I wasn't able to find something. I assume the options within sdf.format("delta").mode("append").options(***)
might give a solution but couldn't find any docu which options are supported.
I am using Databricks on Azure with runtime 11.3 LTS
Let's say I have the follwing tables
sdf1 = spark.createDataFrame(
[
(1, "foo", "dd", "1", "99"),
(2, "bar", "2sfs", "1", "99"),
],
["id", "col", "col2", "s_date", "e_date"],
)
sdf2 = spark.createDataFrame(
[
(1, "foo", "dd", "1", "99"),
(2, "bar", "2sfs", "33", "99"),
(3, "bar", "dwdw", "3", "5"),
],
["id", "col", "col2", "s_date", "e_date"],
)
My expectation is to add only the rows from the second sdf2 based on a condition. let's say in the case target.id <> source.id
I dummy created an insert when matched logic by myself
from delta.tables import DeltaTable
insert_condition = "target.id <> source.id"

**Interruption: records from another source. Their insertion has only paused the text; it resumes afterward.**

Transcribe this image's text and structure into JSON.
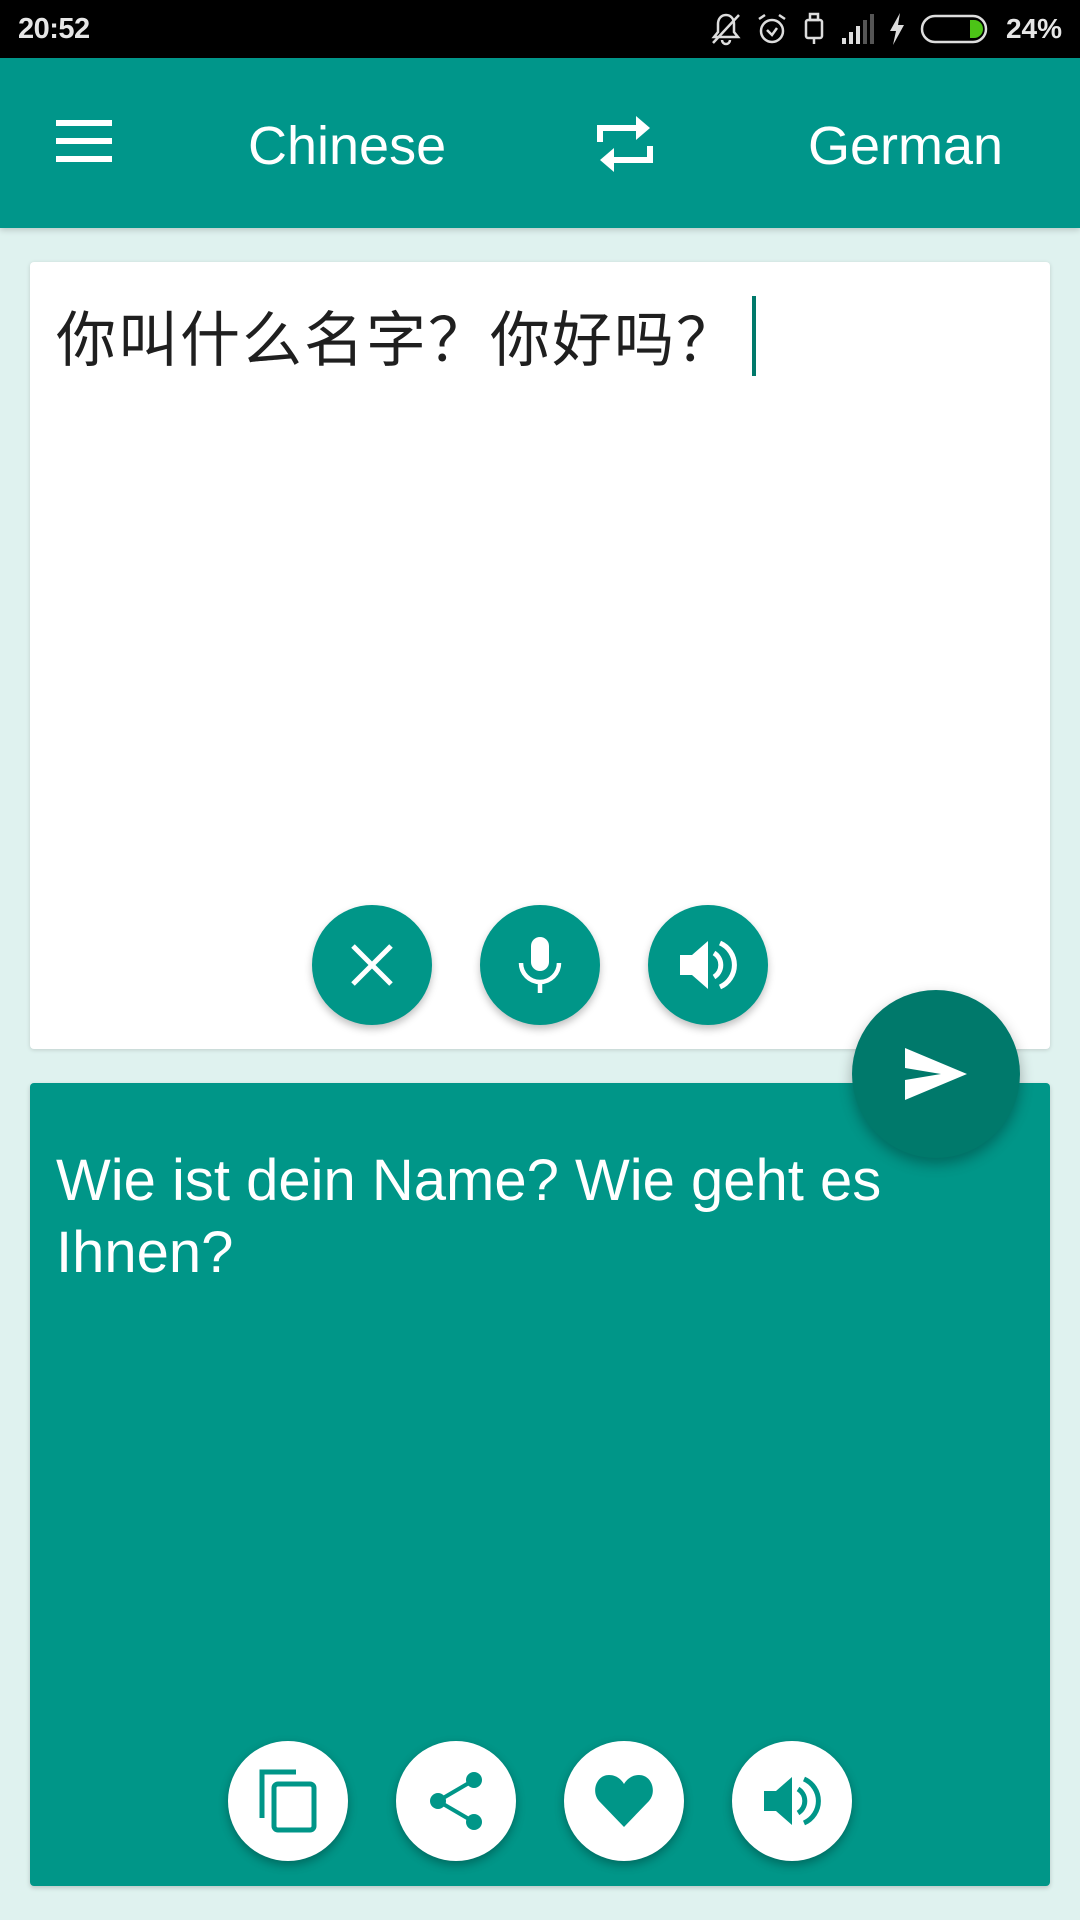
{
  "status_bar": {
    "time": "20:52",
    "icons": [
      "notifications-off-icon",
      "alarm-icon",
      "usb-icon",
      "signal-icon",
      "charging-icon",
      "battery-icon"
    ],
    "battery_percent": "24%",
    "battery_level": 0.24,
    "battery_color": "#4cc417"
  },
  "toolbar": {
    "menu_icon": "hamburger-menu-icon",
    "source_language": "Chinese",
    "swap_icon": "swap-languages-icon",
    "target_language": "German",
    "background_color": "#00968a"
  },
  "source_panel": {
    "input_text": "你叫什么名字？你好吗？",
    "buttons": [
      {
        "name": "clear",
        "icon": "close-icon"
      },
      {
        "name": "voice-input",
        "icon": "microphone-icon"
      },
      {
        "name": "speak-source",
        "icon": "speaker-icon"
      }
    ]
  },
  "translate_button": {
    "icon": "send-icon"
  },
  "target_panel": {
    "output_text": "Wie ist dein Name? Wie geht es Ihnen?",
    "buttons": [
      {
        "name": "copy",
        "icon": "copy-icon"
      },
      {
        "name": "share",
        "icon": "share-icon"
      },
      {
        "name": "favorite",
        "icon": "heart-icon"
      },
      {
        "name": "speak-target",
        "icon": "speaker-icon"
      }
    ],
    "background_color": "#009688"
  }
}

merge_condition = f"not ({insert_condition})"
#merge_condition = "target.id = source.id"
update_condition = "true = false"
insert_condition = None
delta_path = delta_path = "/mnt/raw/testNiko/matchedInsert"
#write SDF1`
sdf1.write.format("delta").mode("overwrite").option("overwriteSchema", "True").save(delta_path)
#Insert when matched SDF2
delta_table = DeltaTable.forPath(spark, delta_path)
delta_merge_builder = delta_table.alias("target").merge(sdf2.alias("source"), merge_condition)
delta_merge_builder = delta_merge_builder.whenMatchedUpdateAll(update_condition)
delta_merge_builder = delta_merge_builder.whenNotMatchedInsertAll(insert_condition)
delta_merge_builder.execute()
sdf_merge = spark.read.format("delta").load(delta_path)
display(sdf_merge)
The expected result is there but looking forward to a smarter idea which does InsertWhenMatched where I don't need to fake skipping the update part of the merge with the update_condition = "true = false"